Seulement, ce qui serait à l’oeuvre ne serait pas un anticorps, apparemment le principe de tous les vaccins actuels, mais les « lymphocytes T » (des globules blancs). Le lymphocyte T (article) ne serait pas trompé par les variants, contrairement à l’anticorps. Il interviendrait aussi dans les cancers. 

D’après ce que j’ai cru comprendre, les vaccins à ARNm étaient initialement prévus pour traiter, justement, le cancer, une maladie qui peut rapporter gros. Mais l’occasion du coronavirus a fait le larron. Ne faudrait-il pas, maintenant, repartir de zéro : non des solutions dont nous disposons, mais du problème ? 

(A noter que le mécanisme du vaccin traditionnel semble ressembler à ce que j’ai écrit ici : on injecte une souche atténuée de la cause de la maladie, et le corps trouve la solution à ce problème réduit, ce qui lui permet de résoudre le problème global. Une idée à creuser ?) 

Vaccin et Aristote

Etes vous « vac » ou « antivac » ? Aristote dirait probablement que la question n’a aucun sens. 

Une émission de France Culture que cite ce blog raconte l’histoire des vaccins. Il y a eu des hauts et des bas. Le vaccin a eu des succès retentissants. Mais, on a cru aussi, comme durant la guerre de 14, qu’il pouvait faire des miracles. Et il a tué. 
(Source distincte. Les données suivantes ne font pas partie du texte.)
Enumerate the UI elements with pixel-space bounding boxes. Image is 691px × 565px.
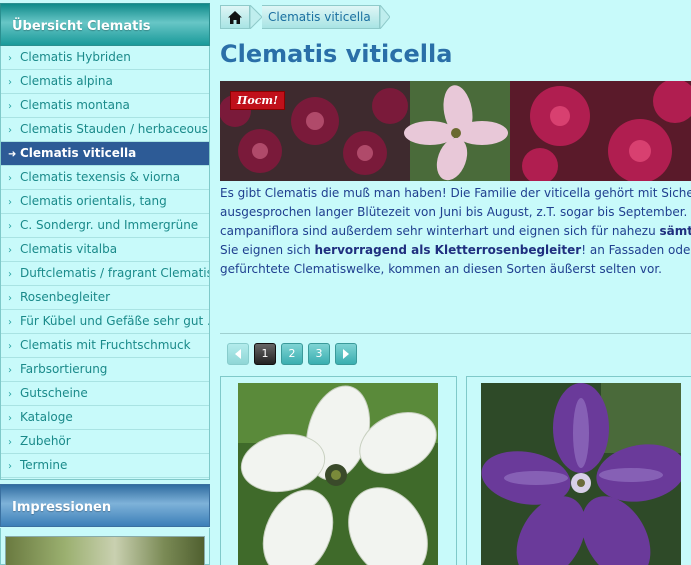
sidebar-item-label: Clematis mit Fruchtschmuck (20, 338, 191, 352)
sidebar-item[interactable]: › Rosenbegleiter (1, 286, 209, 310)
sidebar-item[interactable]: › Für Kübel und Gefäße sehr gut ... (1, 310, 209, 334)
impressions-photo[interactable] (5, 536, 205, 565)
breadcrumb-current: Clematis viticella (262, 5, 380, 29)
arrow-right-icon: ➜ (8, 149, 17, 160)
pagination-prev-button[interactable] (227, 343, 249, 365)
sidebar-item-label: Clematis Hybriden (20, 50, 131, 64)
product-photo[interactable] (481, 383, 681, 565)
page-title: Clematis viticella (220, 40, 453, 68)
banner-image: Поcm! (220, 81, 691, 181)
sidebar-item[interactable]: › Farbsortierung (1, 358, 209, 382)
sidebar-item-label: Rosenbegleiter (20, 290, 111, 304)
pagination-page-2[interactable]: 2 (281, 343, 303, 365)
sidebar-item[interactable]: › Clematis mit Fruchtschmuck (1, 334, 209, 358)
product-photo[interactable] (238, 383, 438, 565)
chevron-right-icon: › (8, 101, 12, 112)
banner-badge: Поcm! (230, 91, 285, 110)
sidebar-item-label: Termine (20, 458, 68, 472)
chevron-right-icon: › (8, 461, 12, 472)
banner-flowers (220, 81, 691, 181)
chevron-left-icon (235, 349, 241, 359)
sidebar-item[interactable]: › Kataloge (1, 406, 209, 430)
chevron-right-icon: › (8, 173, 12, 184)
breadcrumb-home[interactable] (220, 5, 250, 29)
description-line: gefürchtete Clematiswelke, kommen an die… (220, 262, 662, 276)
sidebar-item[interactable]: › Clematis Hybriden (1, 46, 209, 70)
sidebar-item[interactable]: › Clematis montana (1, 94, 209, 118)
sidebar-item-label: Clematis viticella (20, 146, 137, 160)
pagination-page-3[interactable]: 3 (308, 343, 330, 365)
pagination-next-button[interactable] (335, 343, 357, 365)
home-icon (228, 10, 242, 24)
sidebar-item-label: Duftclematis / fragrant Clematis (20, 266, 209, 280)
category-list: › Clematis Hybriden › Clematis alpina › Clema… (0, 46, 210, 480)
sidebar-item-label: Clematis montana (20, 98, 130, 112)
sidebar-item[interactable]: › C. Sondergr. und Immergrüne (1, 214, 209, 238)
sidebar: Übersicht Clematis › Clematis Hybriden › Cl… (0, 0, 210, 565)
chevron-right-icon: › (8, 125, 12, 136)
sidebar-item-label: Für Kübel und Gefäße sehr gut ... (20, 314, 209, 328)
sidebar-item-label: Clematis texensis & viorna (20, 170, 181, 184)
description-line: ausgesprochen langer Blütezeit von Juni … (220, 205, 691, 219)
sidebar-item-label: Clematis orientalis, tang (20, 194, 167, 208)
chevron-right-icon: › (8, 413, 12, 424)
product-card[interactable] (220, 376, 457, 565)
product-card[interactable] (466, 376, 691, 565)
chevron-right-icon: › (8, 245, 12, 256)
sidebar-item[interactable]: ➜ Clematis viticella (1, 142, 209, 166)
pagination: 1 2 3 (227, 343, 357, 365)
sidebar-item-label: Gutscheine (20, 386, 88, 400)
sidebar-item[interactable]: › Clematis alpina (1, 70, 209, 94)
divider (220, 333, 691, 334)
sidebar-item-label: Farbsortierung (20, 362, 108, 376)
sidebar-item-label: Clematis vitalba (20, 242, 118, 256)
sidebar-item[interactable]: › Duftclematis / fragrant Clematis (1, 262, 209, 286)
chevron-right-icon: › (8, 341, 12, 352)
chevron-right-icon: › (8, 77, 12, 88)
breadcrumb-separator-icon (250, 5, 262, 29)
sidebar-item-label: C. Sondergr. und Immergrüne (20, 218, 199, 232)
description-line: Sie eignen sich hervorragend als Kletter… (220, 243, 691, 257)
chevron-right-icon: › (8, 269, 12, 280)
sidebar-item[interactable]: › Clematis orientalis, tang (1, 190, 209, 214)
sidebar-item[interactable]: › Zubehör (1, 430, 209, 454)
pagination-page-1[interactable]: 1 (254, 343, 276, 365)
impressions-header: Impressionen (0, 484, 210, 527)
sidebar-item[interactable]: › Clematis Stauden / herbaceous (1, 118, 209, 142)
chevron-right-icon: › (8, 221, 12, 232)
chevron-right-icon: › (8, 437, 12, 448)
chevron-right-icon: › (8, 53, 12, 64)
impressions-box (0, 528, 210, 565)
description: Es gibt Clematis die muß man haben! Die … (220, 184, 691, 284)
sidebar-item[interactable]: › Clematis vitalba (1, 238, 209, 262)
sidebar-item-label: Kataloge (20, 410, 73, 424)
chevron-right-icon (343, 349, 349, 359)
sidebar-item-label: Zubehör (20, 434, 71, 448)
sidebar-item[interactable]: › Gutscheine (1, 382, 209, 406)
description-line: campaniflora sind außerdem sehr winterha… (220, 224, 691, 238)
chevron-right-icon: › (8, 293, 12, 304)
chevron-right-icon: › (8, 317, 12, 328)
description-line: Es gibt Clematis die muß man haben! Die … (220, 186, 691, 200)
breadcrumb: Clematis viticella (220, 5, 390, 29)
sidebar-item-label: Clematis Stauden / herbaceous (20, 122, 208, 136)
sidebar-header: Übersicht Clematis (0, 3, 210, 46)
chevron-right-icon: › (8, 197, 12, 208)
chevron-right-icon: › (8, 365, 12, 376)
sidebar-item-label: Clematis alpina (20, 74, 113, 88)
sidebar-item[interactable]: › Clematis texensis & viorna (1, 166, 209, 190)
breadcrumb-end-icon (379, 5, 390, 29)
chevron-right-icon: › (8, 389, 12, 400)
sidebar-item[interactable]: › Termine (1, 454, 209, 478)
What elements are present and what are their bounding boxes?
D’ailleurs, cela s’applique à Pasteur, il se pourrait que l’on ne considérerait pas les pratiques qui ont fait la gloire du vaccin comme étant acceptables aujourd’hui. En ces temps, les dangers n’étaient pas les mêmes, pas plus que le prix de la vie. D’ailleurs, comme le rappelle un ami, ce n’était pas qu’une question de vaccin. Le vaccin faisait parti du « progrès », et l’on était prêts à mourir pour le progrès ! 

Bref, comme le disent les philosophes pragmatistes, il n’y a pas de certitudes,  il n’y a que des choses « qui marchent », et d’autres pas. Aristote parlerait de « juste milieu ». Sa particularité est d’être entre les extrêmes, et de devoir se chercher au coup par coup…

Faut-il faire peur ?

Omicron se comporte comme en Afrique du Sud, et non comme l’avaient prévu les modélisations scientifiques. De ce fait, contrairement à ce que l’on avait annoncé (à grand fracas), le système de santé ne s’est pas effondré. Voilà ce que disait la BBC. (Et ce en dépit d’un taux d’arrêt maladie des personnels médicaux qui serait de l’ordre de 10%.) 
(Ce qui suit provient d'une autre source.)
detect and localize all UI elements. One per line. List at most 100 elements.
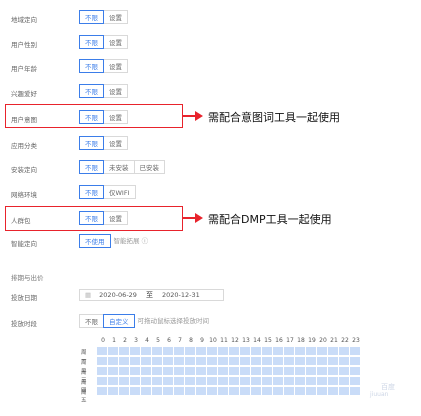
time-cell[interactable] <box>229 387 240 396</box>
time-cell[interactable] <box>350 357 361 366</box>
time-cell[interactable] <box>317 357 328 366</box>
time-cell[interactable] <box>339 367 350 376</box>
time-cell[interactable] <box>152 387 163 396</box>
time-cell[interactable] <box>284 377 295 386</box>
time-cell[interactable] <box>339 357 350 366</box>
time-cell[interactable] <box>119 377 130 386</box>
time-cell[interactable] <box>141 357 152 366</box>
time-cell[interactable] <box>108 347 119 356</box>
time-cell[interactable] <box>207 377 218 386</box>
time-cell[interactable] <box>196 377 207 386</box>
time-cell[interactable] <box>350 387 361 396</box>
time-cell[interactable] <box>174 357 185 366</box>
time-cell[interactable] <box>284 347 295 356</box>
time-cell[interactable] <box>108 357 119 366</box>
option-wifi-only[interactable]: 仅WIFI <box>103 185 136 199</box>
time-cell[interactable] <box>229 357 240 366</box>
time-cell[interactable] <box>251 377 262 386</box>
time-cell[interactable] <box>295 387 306 396</box>
time-cell[interactable] <box>130 377 141 386</box>
option-unlimited[interactable]: 不限 <box>79 211 104 225</box>
time-cell[interactable] <box>328 367 339 376</box>
time-cell[interactable] <box>97 387 108 396</box>
time-cell[interactable] <box>141 347 152 356</box>
option-unlimited[interactable]: 不限 <box>79 185 104 199</box>
option-unlimited[interactable]: 不限 <box>79 160 104 174</box>
option-set[interactable]: 设置 <box>103 35 128 49</box>
time-cell[interactable] <box>284 357 295 366</box>
time-cell[interactable] <box>262 357 273 366</box>
time-cell[interactable] <box>273 387 284 396</box>
time-cell[interactable] <box>218 377 229 386</box>
time-cell[interactable] <box>251 357 262 366</box>
option-unlimited[interactable]: 不限 <box>79 84 104 98</box>
time-cell[interactable] <box>240 357 251 366</box>
time-cell[interactable] <box>284 367 295 376</box>
time-cell[interactable] <box>262 377 273 386</box>
time-cell[interactable] <box>163 367 174 376</box>
time-cell[interactable] <box>339 377 350 386</box>
time-cell[interactable] <box>306 387 317 396</box>
option-set[interactable]: 设置 <box>103 136 128 150</box>
option-unlimited[interactable]: 不限 <box>79 35 104 49</box>
time-cell[interactable] <box>295 377 306 386</box>
time-cell[interactable] <box>163 347 174 356</box>
time-cell[interactable] <box>306 367 317 376</box>
option-set[interactable]: 设置 <box>103 59 128 73</box>
time-cell[interactable] <box>251 367 262 376</box>
time-cell[interactable] <box>317 347 328 356</box>
time-cell[interactable] <box>152 357 163 366</box>
time-cell[interactable] <box>240 387 251 396</box>
time-cell[interactable] <box>141 387 152 396</box>
time-cell[interactable] <box>174 377 185 386</box>
time-cell[interactable] <box>350 377 361 386</box>
time-cell[interactable] <box>97 347 108 356</box>
time-cell[interactable] <box>229 367 240 376</box>
time-cell[interactable] <box>339 347 350 356</box>
time-cell[interactable] <box>119 387 130 396</box>
time-cell[interactable] <box>152 377 163 386</box>
time-cell[interactable] <box>185 357 196 366</box>
time-cell[interactable] <box>185 377 196 386</box>
time-cell[interactable] <box>218 347 229 356</box>
option-smart-expand[interactable]: 智能拓展 ⓘ <box>109 234 154 248</box>
time-cell[interactable] <box>350 367 361 376</box>
time-cell[interactable] <box>119 357 130 366</box>
time-cell[interactable] <box>196 367 207 376</box>
time-cell[interactable] <box>306 377 317 386</box>
time-cell[interactable] <box>119 347 130 356</box>
option-installed[interactable]: 已安装 <box>133 160 165 174</box>
time-cell[interactable] <box>196 357 207 366</box>
time-cell[interactable] <box>97 357 108 366</box>
time-cell[interactable] <box>207 367 218 376</box>
option-not-use[interactable]: 不使用 <box>79 234 111 248</box>
time-cell[interactable] <box>240 347 251 356</box>
time-cell[interactable] <box>130 387 141 396</box>
time-cell[interactable] <box>152 367 163 376</box>
time-cell[interactable] <box>185 387 196 396</box>
time-cell[interactable] <box>174 367 185 376</box>
option-unlimited[interactable]: 不限 <box>79 110 104 124</box>
time-cell[interactable] <box>251 347 262 356</box>
option-set[interactable]: 设置 <box>103 10 128 24</box>
date-range-picker[interactable]: ▦ 2020-06-29 至 2020-12-31 <box>79 289 224 301</box>
time-cell[interactable] <box>262 347 273 356</box>
time-cell[interactable] <box>207 347 218 356</box>
option-unlimited[interactable]: 不限 <box>79 59 104 73</box>
time-cell[interactable] <box>141 377 152 386</box>
time-cell[interactable] <box>273 347 284 356</box>
time-cell[interactable] <box>350 347 361 356</box>
time-cell[interactable] <box>328 347 339 356</box>
time-cell[interactable] <box>295 347 306 356</box>
time-cell[interactable] <box>306 347 317 356</box>
time-cell[interactable] <box>130 347 141 356</box>
time-cell[interactable] <box>317 387 328 396</box>
time-cell[interactable] <box>108 367 119 376</box>
time-cell[interactable] <box>141 367 152 376</box>
time-cell[interactable] <box>97 377 108 386</box>
time-cell[interactable] <box>108 377 119 386</box>
time-cell[interactable] <box>163 377 174 386</box>
time-cell[interactable] <box>130 357 141 366</box>
time-cell[interactable] <box>196 347 207 356</box>
time-cell[interactable] <box>207 387 218 396</box>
Le scientifique aurait-il un QI significativement inférieur à celui de l’homme de la rue ? 

Question de QI ou de réflexe conditionné ? Nous obéissons à des règles établies par la société. Et, actuellement, celles-ci ressemblent aux tactiques syndicales. Pour avoir beaucoup, il faut demander beaucoup, et mettre les choses au pire ?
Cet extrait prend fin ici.